What does your ideal plate of “brain food” look like?
I'm really vibing on seafood pastas now, like a gnocchi with a pine nut and sardine sauce. I like to see a lot of colorful plants on my plate, my favorite way to prepare vegetables is simply roasted on a sheet pan in the oven with extra virgin olive oil and salt (hopefully the mix includes potatoes), a small serving of beans, wild fatty fish or mussels, a nice mound of sauteed greens with garlic and lots of EVOO. Side salad of sunflower sprouts with lemon oil and EVOO. Dessert of Dark Chocolate Brain Truffles and a cup of chamomile tea.
Over the last few years, I feel like we’re hearing more and more about our microbiome and how it’s connected to just about everything. What is the relationship between gut health and mental health?

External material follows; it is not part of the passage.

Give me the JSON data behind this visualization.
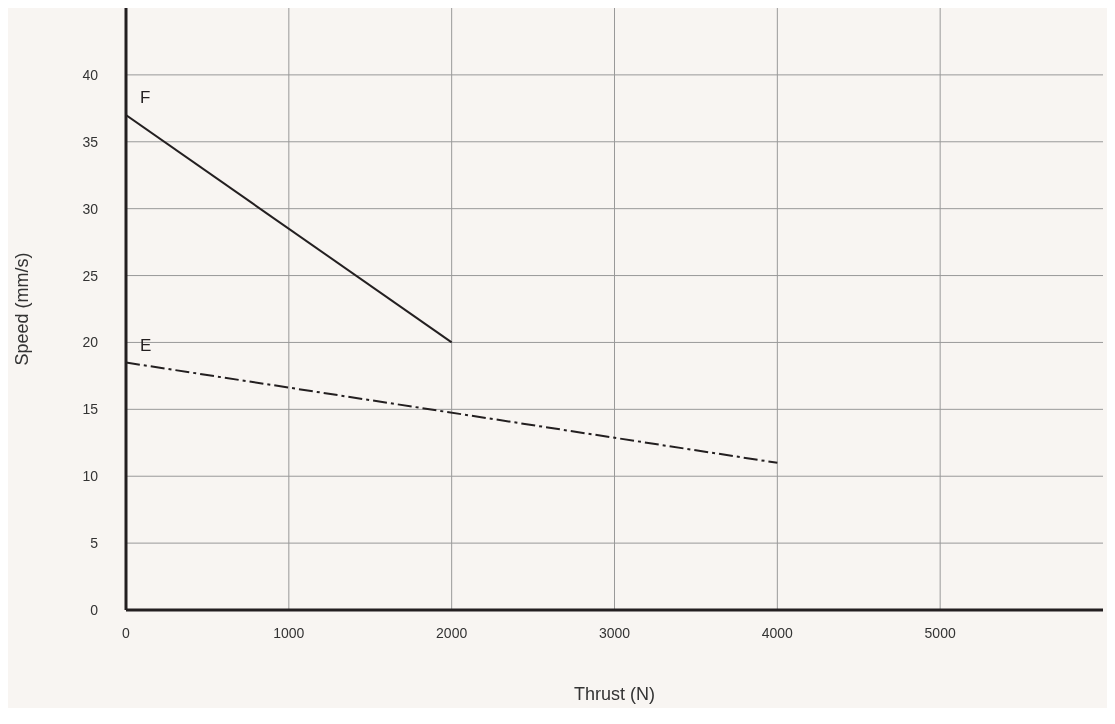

Very intimately connected. Everyone should know about the vagus nerve which descends from our brain to the gut and creates a neural super-highway for information both ways. The "good bugs" as I call them are the trillions of bacteria that live in our colon. It seems gross but there is some serious magic that happen with these bugs. They play a major role regulating inflammation and research is starting to demonstrate that the kinds of bacteria in your gut impact our mood, level of anxiety and even how clearly we think.
This last year has had a profound impact on our mental health — what advice have you been giving your clients when it comes to getting through the day-to-day and looking ahead to post-pandemic life?
We all are processing so many complicated feelings. I emphasize the importance of experiencing these and processing them. Of course, I encourage eating more brain food and implore people to respect sleep. I also believe some active work—be that breath work, movement, mastery of a new skill—is important this year. For example, my wife decided that my mental health needed so much help she bought me a giant horse and now I'm trying to be a jumper. That horse has become the most therapeutic thing I've experienced in a long time. You don't need to move to the country and buy a horse of course...but everyone does need to be intentional about the deep impact of the pandemic on our lives.